Set almost entirely in four rooms, writer-director Graham Moore’s The Outfit is a gangster movie paced like a stage play. If that feels like a waste of a big screen, the new Harry Potter prequel will be playing next door. But Rylance’s restrained turn and Moore’s twisty script offer a very different kind of thrills.

Rylance plays English suit cutter Leonard (he thinks ‘tailor’ is beneath him). It’s the 1950s and he has relocated from Savile Row to Chicago.

But there’s a dark side to his meticulous needlework. In the back room of his oak-panelled shop, local mob boss Roy Boyle (Simon Russell Beale) has installed a drop box where his goons can deposit their ill-gotten gains.
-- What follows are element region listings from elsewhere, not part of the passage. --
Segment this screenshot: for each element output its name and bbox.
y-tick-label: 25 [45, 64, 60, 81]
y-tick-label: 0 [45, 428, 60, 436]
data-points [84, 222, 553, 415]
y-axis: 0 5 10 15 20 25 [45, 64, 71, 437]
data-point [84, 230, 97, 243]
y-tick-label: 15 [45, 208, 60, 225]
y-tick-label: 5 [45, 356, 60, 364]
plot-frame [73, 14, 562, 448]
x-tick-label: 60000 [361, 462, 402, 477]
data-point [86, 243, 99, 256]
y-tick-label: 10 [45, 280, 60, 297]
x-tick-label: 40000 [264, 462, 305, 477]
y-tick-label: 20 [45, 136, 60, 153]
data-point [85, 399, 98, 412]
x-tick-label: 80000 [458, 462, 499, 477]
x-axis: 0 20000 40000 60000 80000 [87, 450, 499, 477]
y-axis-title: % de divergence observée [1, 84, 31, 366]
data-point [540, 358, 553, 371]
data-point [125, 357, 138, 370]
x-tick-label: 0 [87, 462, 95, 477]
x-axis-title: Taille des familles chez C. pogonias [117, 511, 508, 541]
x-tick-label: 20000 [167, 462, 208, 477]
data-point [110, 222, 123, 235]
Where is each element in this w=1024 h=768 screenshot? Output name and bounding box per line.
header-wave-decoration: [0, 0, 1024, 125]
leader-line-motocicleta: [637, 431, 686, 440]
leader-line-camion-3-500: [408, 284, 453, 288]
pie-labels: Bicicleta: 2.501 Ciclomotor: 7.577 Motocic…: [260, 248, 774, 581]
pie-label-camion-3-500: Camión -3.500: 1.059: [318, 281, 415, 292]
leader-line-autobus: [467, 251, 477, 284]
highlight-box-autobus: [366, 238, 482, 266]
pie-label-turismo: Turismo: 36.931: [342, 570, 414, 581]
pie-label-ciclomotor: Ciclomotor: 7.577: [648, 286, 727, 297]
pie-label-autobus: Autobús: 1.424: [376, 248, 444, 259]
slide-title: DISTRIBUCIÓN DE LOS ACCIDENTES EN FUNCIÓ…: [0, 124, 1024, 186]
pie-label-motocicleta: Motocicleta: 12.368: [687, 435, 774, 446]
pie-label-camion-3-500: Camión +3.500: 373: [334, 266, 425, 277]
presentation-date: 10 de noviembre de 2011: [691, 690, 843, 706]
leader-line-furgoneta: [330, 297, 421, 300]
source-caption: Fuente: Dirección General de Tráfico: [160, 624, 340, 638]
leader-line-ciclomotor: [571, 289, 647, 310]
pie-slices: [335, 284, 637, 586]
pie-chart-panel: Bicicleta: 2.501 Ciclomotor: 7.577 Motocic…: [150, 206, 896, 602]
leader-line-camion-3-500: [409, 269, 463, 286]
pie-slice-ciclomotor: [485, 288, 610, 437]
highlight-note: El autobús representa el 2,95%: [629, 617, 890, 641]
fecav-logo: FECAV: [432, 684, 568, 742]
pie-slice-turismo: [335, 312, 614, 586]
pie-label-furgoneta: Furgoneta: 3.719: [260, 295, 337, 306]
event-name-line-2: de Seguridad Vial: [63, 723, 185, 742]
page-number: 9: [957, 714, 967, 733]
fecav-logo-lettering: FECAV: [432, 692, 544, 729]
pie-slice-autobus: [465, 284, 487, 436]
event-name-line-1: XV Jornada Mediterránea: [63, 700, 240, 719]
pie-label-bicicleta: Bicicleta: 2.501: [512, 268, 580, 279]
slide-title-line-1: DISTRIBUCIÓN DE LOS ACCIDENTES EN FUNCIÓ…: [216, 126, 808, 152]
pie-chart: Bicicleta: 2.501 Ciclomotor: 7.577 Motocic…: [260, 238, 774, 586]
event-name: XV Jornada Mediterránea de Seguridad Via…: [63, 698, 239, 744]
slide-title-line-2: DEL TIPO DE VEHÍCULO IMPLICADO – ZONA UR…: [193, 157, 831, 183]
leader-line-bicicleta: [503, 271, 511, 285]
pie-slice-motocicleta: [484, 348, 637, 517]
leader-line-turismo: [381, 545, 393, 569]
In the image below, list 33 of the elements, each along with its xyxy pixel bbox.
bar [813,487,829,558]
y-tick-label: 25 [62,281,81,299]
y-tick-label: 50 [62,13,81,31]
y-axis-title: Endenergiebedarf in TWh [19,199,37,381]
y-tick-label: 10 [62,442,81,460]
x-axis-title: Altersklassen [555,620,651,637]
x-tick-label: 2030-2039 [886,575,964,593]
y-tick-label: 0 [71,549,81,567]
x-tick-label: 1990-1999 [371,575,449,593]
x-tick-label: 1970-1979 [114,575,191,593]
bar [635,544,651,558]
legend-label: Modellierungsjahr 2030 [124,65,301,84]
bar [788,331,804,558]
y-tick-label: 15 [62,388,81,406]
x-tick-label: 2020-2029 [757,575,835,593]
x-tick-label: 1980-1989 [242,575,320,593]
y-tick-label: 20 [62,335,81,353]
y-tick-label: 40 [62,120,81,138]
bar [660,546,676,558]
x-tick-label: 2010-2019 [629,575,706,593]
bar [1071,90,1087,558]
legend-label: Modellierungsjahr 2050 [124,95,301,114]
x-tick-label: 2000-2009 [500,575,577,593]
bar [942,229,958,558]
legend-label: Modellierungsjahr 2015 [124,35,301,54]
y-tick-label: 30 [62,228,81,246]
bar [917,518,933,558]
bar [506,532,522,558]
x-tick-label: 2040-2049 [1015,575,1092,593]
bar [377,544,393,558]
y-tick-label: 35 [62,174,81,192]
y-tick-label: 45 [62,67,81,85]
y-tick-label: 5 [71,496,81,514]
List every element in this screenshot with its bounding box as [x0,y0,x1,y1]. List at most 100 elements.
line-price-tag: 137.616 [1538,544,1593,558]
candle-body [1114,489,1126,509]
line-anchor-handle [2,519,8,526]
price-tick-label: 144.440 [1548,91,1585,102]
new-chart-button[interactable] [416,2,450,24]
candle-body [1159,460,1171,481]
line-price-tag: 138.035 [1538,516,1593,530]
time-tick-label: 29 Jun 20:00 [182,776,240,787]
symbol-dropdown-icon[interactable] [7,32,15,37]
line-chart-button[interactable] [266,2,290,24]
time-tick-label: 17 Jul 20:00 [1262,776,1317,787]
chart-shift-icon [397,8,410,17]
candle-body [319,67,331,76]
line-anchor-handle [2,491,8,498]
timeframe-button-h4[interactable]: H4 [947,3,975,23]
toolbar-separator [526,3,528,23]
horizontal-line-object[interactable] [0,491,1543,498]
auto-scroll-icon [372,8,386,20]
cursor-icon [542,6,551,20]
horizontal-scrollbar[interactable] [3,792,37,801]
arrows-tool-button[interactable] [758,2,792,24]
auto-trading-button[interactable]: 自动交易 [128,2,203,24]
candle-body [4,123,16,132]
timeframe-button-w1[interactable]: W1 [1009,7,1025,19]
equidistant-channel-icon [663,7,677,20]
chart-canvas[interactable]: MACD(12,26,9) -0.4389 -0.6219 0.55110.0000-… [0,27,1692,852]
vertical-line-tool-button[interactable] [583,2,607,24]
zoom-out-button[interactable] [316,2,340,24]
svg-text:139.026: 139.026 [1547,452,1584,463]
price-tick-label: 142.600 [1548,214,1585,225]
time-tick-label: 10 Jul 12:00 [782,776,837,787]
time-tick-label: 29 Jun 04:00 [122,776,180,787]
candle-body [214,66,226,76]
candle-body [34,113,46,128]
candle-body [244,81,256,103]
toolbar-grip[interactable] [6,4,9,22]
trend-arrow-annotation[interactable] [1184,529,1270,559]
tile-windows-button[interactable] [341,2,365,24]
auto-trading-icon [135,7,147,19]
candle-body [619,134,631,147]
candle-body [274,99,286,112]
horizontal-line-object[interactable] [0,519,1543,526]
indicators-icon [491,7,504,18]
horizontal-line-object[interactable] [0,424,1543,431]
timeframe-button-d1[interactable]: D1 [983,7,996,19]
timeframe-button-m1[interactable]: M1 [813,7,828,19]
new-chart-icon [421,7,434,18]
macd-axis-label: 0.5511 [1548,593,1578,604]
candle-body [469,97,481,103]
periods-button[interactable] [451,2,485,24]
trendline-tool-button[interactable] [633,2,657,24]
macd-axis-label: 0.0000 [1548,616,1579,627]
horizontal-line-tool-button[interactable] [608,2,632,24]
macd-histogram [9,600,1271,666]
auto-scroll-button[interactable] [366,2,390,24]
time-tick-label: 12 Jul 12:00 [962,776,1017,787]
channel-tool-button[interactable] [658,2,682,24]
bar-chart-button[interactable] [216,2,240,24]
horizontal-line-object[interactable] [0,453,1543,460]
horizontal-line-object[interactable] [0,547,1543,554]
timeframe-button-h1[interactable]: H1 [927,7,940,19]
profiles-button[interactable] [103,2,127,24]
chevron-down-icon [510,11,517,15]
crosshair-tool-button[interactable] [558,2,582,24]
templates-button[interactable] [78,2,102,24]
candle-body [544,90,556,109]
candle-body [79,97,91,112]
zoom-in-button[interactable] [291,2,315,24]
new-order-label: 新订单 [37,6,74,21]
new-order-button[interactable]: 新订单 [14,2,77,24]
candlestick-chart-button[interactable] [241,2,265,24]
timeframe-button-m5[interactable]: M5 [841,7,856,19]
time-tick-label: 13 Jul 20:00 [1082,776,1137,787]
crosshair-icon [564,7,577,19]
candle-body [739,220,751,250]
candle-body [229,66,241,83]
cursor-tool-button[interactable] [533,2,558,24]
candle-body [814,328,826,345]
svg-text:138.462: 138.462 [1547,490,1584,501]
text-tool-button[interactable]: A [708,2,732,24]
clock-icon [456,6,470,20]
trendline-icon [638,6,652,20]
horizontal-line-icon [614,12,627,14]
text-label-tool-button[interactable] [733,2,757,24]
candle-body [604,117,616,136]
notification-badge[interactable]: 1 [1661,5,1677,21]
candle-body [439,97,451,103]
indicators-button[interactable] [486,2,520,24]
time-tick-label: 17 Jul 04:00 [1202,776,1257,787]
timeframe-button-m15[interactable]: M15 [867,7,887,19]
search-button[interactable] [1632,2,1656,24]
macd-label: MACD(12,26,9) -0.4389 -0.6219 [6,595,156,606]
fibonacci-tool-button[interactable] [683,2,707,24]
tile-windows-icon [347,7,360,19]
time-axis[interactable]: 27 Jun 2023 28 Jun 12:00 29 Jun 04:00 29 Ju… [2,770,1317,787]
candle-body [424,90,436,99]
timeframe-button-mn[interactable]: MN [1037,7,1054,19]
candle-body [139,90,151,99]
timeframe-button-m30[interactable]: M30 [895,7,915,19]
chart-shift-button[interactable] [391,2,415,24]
Leonard has agreed to look the other way, so long as he and his receptioni­st Mabel (Zoey Deutch) needn’t get “involved” in Roy’s unseemly business.

One night, the terms of that deal are breached when the mobster’s son Richie (Dylan O’Brien) and his enforcer Francis (Johnny Flynn) hammer on his door.

Richie has been shot in the stomach by a rival gang and Leonard is tasked with looking after a briefcase containing an incriminat­ing tape recording that could end Roy’s reign.

What follows is a tense game of cat and mouse, as Rylance slowly picks away at the seams of this mild and seemingly harmless old gent. How far can the mobsters push him?

With a different actor, this could have felt painfully stagey. But Rylance’s facial expression­s and changes of intonation are thrillingl­y cinematic.